Greffier : M. Parmelin.
Participants à la procédure
A.________,
recourant,
contre
Office cantonal des véhicules de la République et canton de Genève.
Objet
Permis de conduire,
recours contre l'arrêt de la Chambre administrative de la Cour de justice de la République et canton de Genève du 27 août 2024 (A/582/2023-LCR - ATA/1018/2024).
Considérant en fait et en droit :
1.
A.________ a été interpellé par la police le 1er mars 2021, à 10h40, au volant d'un véhicule automobile alors qu'il circulait sur le boulevard Georges-Favon en direction de l'avenue du Mail, à Genève.
Selon le rapport de police, arrivé à l'intersection entre ledit boulevard et la rue Bovy-Lisberg, il avait manqué de percuter un scooter en tentant de changer de voie. Les policiers avaient en outre constaté qu'il avait le regard rivé sur son téléphone.
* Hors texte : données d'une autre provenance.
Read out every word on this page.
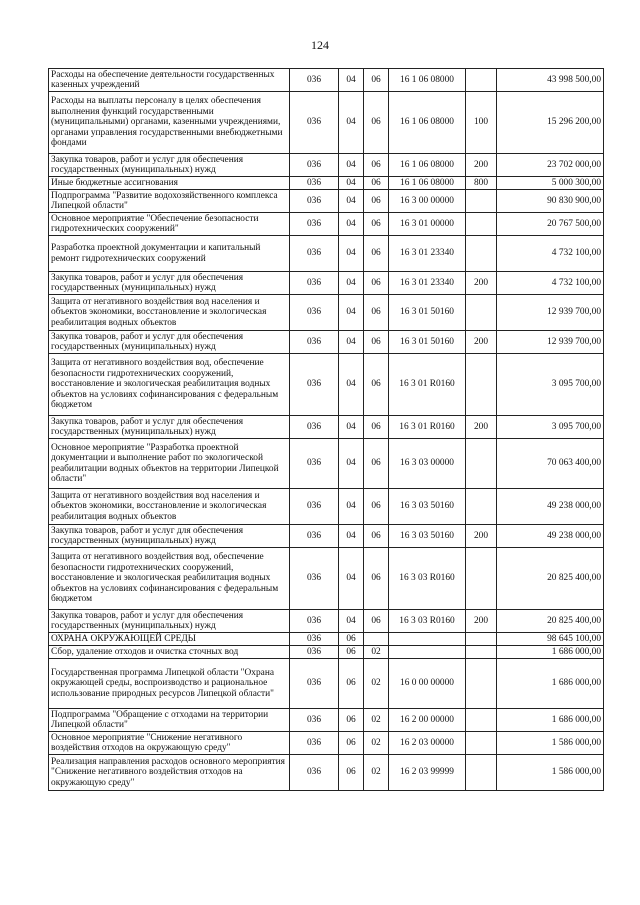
124
Расходы на обеспечение деятельности государственных казенных учреждений	036	04	06	16 1 06 08000		43 998 500,00
Расходы на выплаты персоналу в целях обеспечения выполнения функций государственными (муниципальными) органами, казенными учреждениями, органами управления государственными внебюджетными фондами	036	04	06	16 1 06 08000	100	15 296 200,00
Закупка товаров, работ и услуг для обеспечения государственных (муниципальных) нужд	036	04	06	16 1 06 08000	200	23 702 000,00
Иные бюджетные ассигнования	036	04	06	16 1 06 08000	800	5 000 300,00
Подпрограмма "Развитие водохозяйственного комплекса Липецкой области"	036	04	06	16 3 00 00000		90 830 900,00
Основное мероприятие "Обеспечение безопасности гидротехнических сооружений"	036	04	06	16 3 01 00000		20 767 500,00
Разработка проектной документации и капитальный ремонт гидротехнических сооружений	036	04	06	16 3 01 23340		4 732 100,00
Закупка товаров, работ и услуг для обеспечения государственных (муниципальных) нужд	036	04	06	16 3 01 23340	200	4 732 100,00
Защита от негативного воздействия вод населения и объектов экономики, восстановление и экологическая реабилитация водных объектов	036	04	06	16 3 01 50160		12 939 700,00
Закупка товаров, работ и услуг для обеспечения государственных (муниципальных) нужд	036	04	06	16 3 01 50160	200	12 939 700,00
Защита от негативного воздействия вод, обеспечение безопасности гидротехнических сооружений, восстановление и экологическая реабилитация водных объектов на условиях софинансирования с федеральным бюджетом	036	04	06	16 3 01 R0160		3 095 700,00
Закупка товаров, работ и услуг для обеспечения государственных (муниципальных) нужд	036	04	06	16 3 01 R0160	200	3 095 700,00
Основное мероприятие "Разработка проектной документации и выполнение работ по экологической реабилитации водных объектов на территории Липецкой области"	036	04	06	16 3 03 00000		70 063 400,00
Защита от негативного воздействия вод населения и объектов экономики, восстановление и экологическая реабилитация водных объектов	036	04	06	16 3 03 50160		49 238 000,00
Закупка товаров, работ и услуг для обеспечения государственных (муниципальных) нужд	036	04	06	16 3 03 50160	200	49 238 000,00
Защита от негативного воздействия вод, обеспечение безопасности гидротехнических сооружений, восстановление и экологическая реабилитация водных объектов на условиях софинансирования с федеральным бюджетом	036	04	06	16 3 03 R0160		20 825 400,00
Закупка товаров, работ и услуг для обеспечения государственных (муниципальных) нужд	036	04	06	16 3 03 R0160	200	20 825 400,00
ОХРАНА ОКРУЖАЮЩЕЙ СРЕДЫ	036	06				98 645 100,00
Сбор, удаление отходов и очистка сточных вод	036	06	02			1 686 000,00
Государственная программа Липецкой области "Охрана окружающей среды, воспроизводство и рациональное использование природных ресурсов Липецкой области"	036	06	02	16 0 00 00000		1 686 000,00
Подпрограмма "Обращение с отходами на территории Липецкой области"	036	06	02	16 2 00 00000		1 686 000,00
Основное мероприятие "Снижение негативного воздействия отходов на окружающую среду"	036	06	02	16 2 03 00000		1 586 000,00
Реализация направления расходов основного мероприятия "Снижение негативного воздействия отходов на окружающую среду"	036	06	02	16 2 03 99999		1 586 000,00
A.________ a déclaré qu'il n'avait pas le téléphone à l'oreille, mais qu'il l'avait posé sur son genou.
Le 16 mars 2021, l'Office cantonal des véhicules de la République et canton de Genève a informé A.________ que le constat de police pouvait mener au prononcé d'une mesure administrative et lui a donné l'occasion de faire part de ses observations.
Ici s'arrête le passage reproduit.